To cluster the data, we use a more robust clustering method than k-means called partitioning around medoids (PAM). Representative objects called medoids are found, and groups are creating by assigning each point to the nearest medoid. This method minimizes the sum of dissimilarities of observations to their closest representative object. The number of clusters must be specified before execution. Therefore we ran the algorithm multiple times for a number of clusters varying between 2 and 15, and we evaluated the results each time. The “elbow” point was found at 4 clusters, so this organization best explains the data.

Part 2: Marker genes for different cell types

Different cell types will have certain genes that they express in a manner different from other cell types. These are called differentially expressed (DE) genes. By choosing one cluster of cells and comparing the expression of their genes against the other clusters, one can statistically determine the fold change of expression using the limma package. The genes were selected as being DE genes when the absolute value of expression fold change was superior to 2 and the differences were significant (adjusted p-values < 0.05).

The 100 differentially expressed genes can be represented using a heatmap. We indeed see that the 4 different cell types show differential expression of these.

On the heatmap, we can see that the first two clusters are quite close to each other. This is also seen on the plot of the DE genes for each cluster where RGS4 is expressed mainly in one cluster, but also in another. This means that the segregation between these two groups of cells is less important than between the other clusters. Heatmaps effectively retrieved 4 clusters from the 400 DE genes that were selected, hence confirming the clustering method performed above. (Note that the name of the cluster displayed on the heatmap may not match the one of the k-means.)

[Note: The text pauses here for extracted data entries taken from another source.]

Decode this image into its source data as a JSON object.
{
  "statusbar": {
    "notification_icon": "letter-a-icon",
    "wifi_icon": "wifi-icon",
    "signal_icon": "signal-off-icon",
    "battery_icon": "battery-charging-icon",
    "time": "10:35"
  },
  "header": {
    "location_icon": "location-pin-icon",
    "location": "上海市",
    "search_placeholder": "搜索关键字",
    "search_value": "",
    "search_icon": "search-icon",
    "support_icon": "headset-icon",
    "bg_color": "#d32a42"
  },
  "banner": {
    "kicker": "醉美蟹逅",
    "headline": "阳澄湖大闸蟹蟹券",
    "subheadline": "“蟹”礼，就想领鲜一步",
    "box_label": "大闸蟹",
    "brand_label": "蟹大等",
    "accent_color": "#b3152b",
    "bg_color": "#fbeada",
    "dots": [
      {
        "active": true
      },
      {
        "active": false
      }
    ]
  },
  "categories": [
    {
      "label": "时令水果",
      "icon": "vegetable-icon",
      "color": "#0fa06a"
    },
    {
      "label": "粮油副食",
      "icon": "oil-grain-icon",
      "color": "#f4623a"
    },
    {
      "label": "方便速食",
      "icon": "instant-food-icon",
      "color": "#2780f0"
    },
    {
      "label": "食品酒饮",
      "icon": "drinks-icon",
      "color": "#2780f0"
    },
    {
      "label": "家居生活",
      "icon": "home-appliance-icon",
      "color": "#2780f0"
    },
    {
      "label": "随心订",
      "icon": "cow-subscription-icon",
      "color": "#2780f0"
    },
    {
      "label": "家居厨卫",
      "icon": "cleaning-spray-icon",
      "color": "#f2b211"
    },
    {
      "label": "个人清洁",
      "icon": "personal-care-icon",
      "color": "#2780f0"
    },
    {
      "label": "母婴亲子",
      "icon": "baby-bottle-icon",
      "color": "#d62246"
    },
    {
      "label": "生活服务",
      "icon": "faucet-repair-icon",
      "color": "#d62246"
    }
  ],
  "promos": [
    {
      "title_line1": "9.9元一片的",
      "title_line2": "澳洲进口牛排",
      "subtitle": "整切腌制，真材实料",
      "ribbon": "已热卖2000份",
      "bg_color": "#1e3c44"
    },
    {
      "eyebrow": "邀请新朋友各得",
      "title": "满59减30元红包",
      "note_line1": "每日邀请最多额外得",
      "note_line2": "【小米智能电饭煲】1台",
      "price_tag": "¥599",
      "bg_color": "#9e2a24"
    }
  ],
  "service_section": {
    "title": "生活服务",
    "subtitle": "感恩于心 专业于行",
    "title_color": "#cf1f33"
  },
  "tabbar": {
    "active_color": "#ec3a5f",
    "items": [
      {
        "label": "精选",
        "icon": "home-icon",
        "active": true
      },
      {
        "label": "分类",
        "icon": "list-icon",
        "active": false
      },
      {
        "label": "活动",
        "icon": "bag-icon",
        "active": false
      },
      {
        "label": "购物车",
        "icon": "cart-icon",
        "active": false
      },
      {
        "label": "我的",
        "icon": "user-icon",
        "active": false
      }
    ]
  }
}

We found that TPH2 (Tryptophan hydroxylase 2), SPARC (Osteonectin), FABP4 (Fatty Acid-Binding Protein 4), and ACTC1 (Actin Alpha Cardiac Muscle 1) were the most differentially expressed genes for each individual cluster. When we plot their expression on the PCA, they clearly belong to the different cell types we have identified. It is interesting to note that SPARC is expressed by all clusters but one, because of a negative fold change value. The first differentially expressed gene with a positive fold change in this cluster is RGS4 (Regulator of G protein Signalling 4), and we have represented this as well on the plot. A red dot means that the gene is more express in the corresponding cell. Intensity is calculated as log10(expression+1) and normalized to the maximum expression level.

Determining the cell types

To determine the different cell types present in our sample, we upload the differentially expressed genes for each cluster into EnrichR, an integrative web-based gene-list enrichment analysis tool. We found that we have cells from the heart, adipose tissue, hypothalamus, and cerebral cortex. These last two categories explain the similarity between two of our clusters, since they are both neural tissues. For the sake of the Enrichment analysis, one must only take DE genes that are more expressed in the cluster, hence genes such as SPARC that are less expressed specifically in one cluster are not taken into account.

Cluster 1:

Cluster 2:

Cluster 3:

Cluster 4:

Conclusion

Overall, this method allowed us to retrieve 4 distinct clusters from the initial dataset.
Clustering was performed by reducing dimension using PCA followed by k-medoids. Those results were then confirmed the heatmap. DE genes from each clusters were retreived using Limma and the nature of each cell group was then found using EnrichR.
We found that Cluster 1 is mainly composed of cells from the cerebral cortex while Cluster 4 showed evidences of hypothalamus expression genes. Due to the proximity of these cell lines, this explain why the two clusters were closely related on the heatmap and on the PCA plot. The two other clusters account for heart tissues and adipose brown tissues.